Leserbriefe zur Rezension

"You can be me when I`m gone."

Kenzaburo Oe literarisiert in "Tagame Berlin - Tokyo" den Selbstmord seines Schwagers

Von Stefan Mesch


Dr. Berthold Janecek schrieb uns am 26.07.2006
Thema: Stefan Mesch: "You can be me when I`m gone."

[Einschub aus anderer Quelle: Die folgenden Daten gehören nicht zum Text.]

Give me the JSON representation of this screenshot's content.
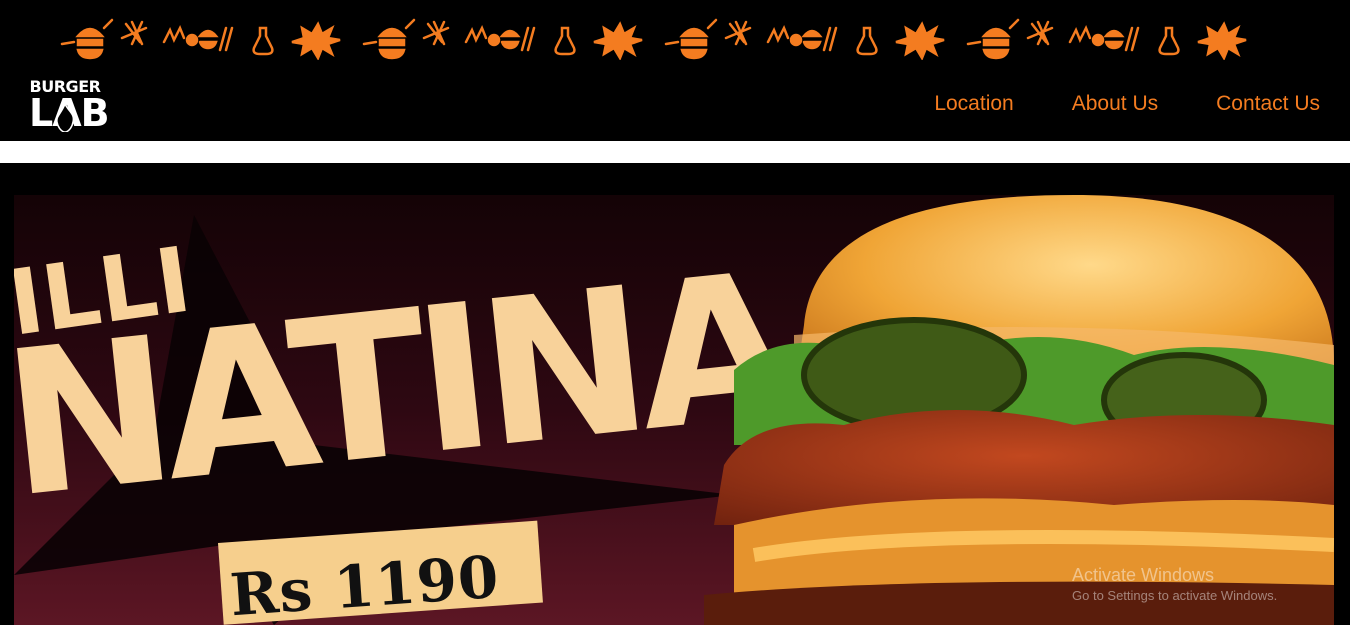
{
  "brand": {
    "logo_line1": "BURGER",
    "logo_line2": "LAB"
  },
  "nav": {
    "items": [
      {
        "label": "Location"
      },
      {
        "label": "About Us"
      },
      {
        "label": "Contact Us"
      }
    ]
  },
  "hero": {
    "headline": "NATINA",
    "headline_prefix": "ILLI",
    "price": "Rs 1190"
  },
  "watermark": {
    "line1": "Activate Windows",
    "line2": "Go to Settings to activate Windows."
  },
  "colors": {
    "accent": "#f47c20",
    "background": "#000000",
    "headline": "#f8d29a",
    "hero_bg_top": "#1a0509",
    "hero_bg_bottom": "#5a1420"
  }
}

Mein Leserbrief richtet sich auch an die Frau Dr. Nora Bierich, deren wunderbare Übersetzungen mir viele Werke von Ôe Kenzaburo erst bekannt gemacht haben.
Als Zoologe möchte ich trotzdem ein paar Worte zu zwei Tieren herschreiben, die für den Roman "Tagame" besonders wichtig sind. Da ist zunächst einmal "Tagame" selbst. Das ist weder ein 'Schildkäfer' noch ein 'Schildblattkäfer'. Was Ôe als Knabe im Bergbach fing, ist Lethocerus deyroll[e]i (Familie Belostomatidae) (daß ich persönlich bei 'Bergbach' an eine andere Art dächte, tut nichts zuer Sache), die größte Wasserwanzenart Japans. Ich glaube, daß das Tier weniger durch seine Gestalt an einen altmodischen Kassettenrecorder erinnert, sondern daß die in Lauerstellung abgespreizten Fangbeine an altertümliche Kopfhörer gemahnen. Für diese Raubwanze gibt es leider keinen für die Übersetzung geeigneten deutschen Namen. Blattwanzen, Plattwanzen, Grundwanzen oder Fangwanzen - alle werden sie bereits mit anderen wissenschaftlichen Namen verbunden. - Ich käme da zu einem alten Wort Mörikes, das wieder verwendet werden könnte: Lauerwanze. Darin steckt ein Aufnahmegerät ebenso wie jene 'lauernden' Kassetten Gorôs.
Kommen wir zu Kogitos Kampf mit der Schildkröte, einem der Höhepunkte des Buches, - der sich natürlich sinnvoll in den Gesamtkontext einfügt. Zunächst macht Ôes Beschreibung des Tieres deutlich, daß es sich - trotz des japanischen Wortes 'suppon' - um keine Suppenschildkröte handeln kann. Etwa schneidet Kogito dem Tier die beiden Nasenfortsätze ab, die, wie auch andere Einzelheiten auf die Weichschildkröte Trionyx (oder Pelodiscus) sinensis. Diese Schildkröte zu versenden, stellt eigentlich eine Beleidigung dar, da sie Symbol für eine ungezügelte Sexualität ist. Auf den Penis des Tieres weist Ôe übrigens besonders hin, auch auf den Schlangenhals. Wang2 ba1 (nicht nur bie1) wird die Weichschildkröte im Chinesischen genannt. (Mir bleibt kein Platz für genauere Deutungen dieses Wortes und der Schriftzeichen.) Wang2 ba1 ist auch ein Wort für den Hurenwirt, wang2 ba1 dan4 (ungefähr 'Hurenbastard') ist eine besonders schwere Beleidigung. Ich glaube, daß der Kampf mit der Schildkröte, deren Fleisch Kogito dann wegwirft, sowohl auf die öffentliche Meinung über die homoerotische Beziehung zu dem jungen Offizier als auch auf die Kommentare Gorôs über seine Liebe zu einem sehr jungen Mädchen anspielt. Nicht als Meinung des Autors, sondern als eine Art Gegenmeinung 'des Volkes', - jener sehr rechtslastigen Gruppe.
Nun gibt es da noch eine interessante Verbindung zwischen der Schildkröte und 'Tagame': 田鼈, tian2 bie1, das Reisfeld-Schildkrötchen, so heißt die erwähnte Raubwanze auf Chinesisch. Und Sie können mir nicht erzählen, daß Ôe Kenzaburo jene Namen einfach so zufällig verwendet hat. 'Schildkäfer' und 'Suppenschildkröte' freilich, diese Worte regen zu keiner weiteren Deutung an.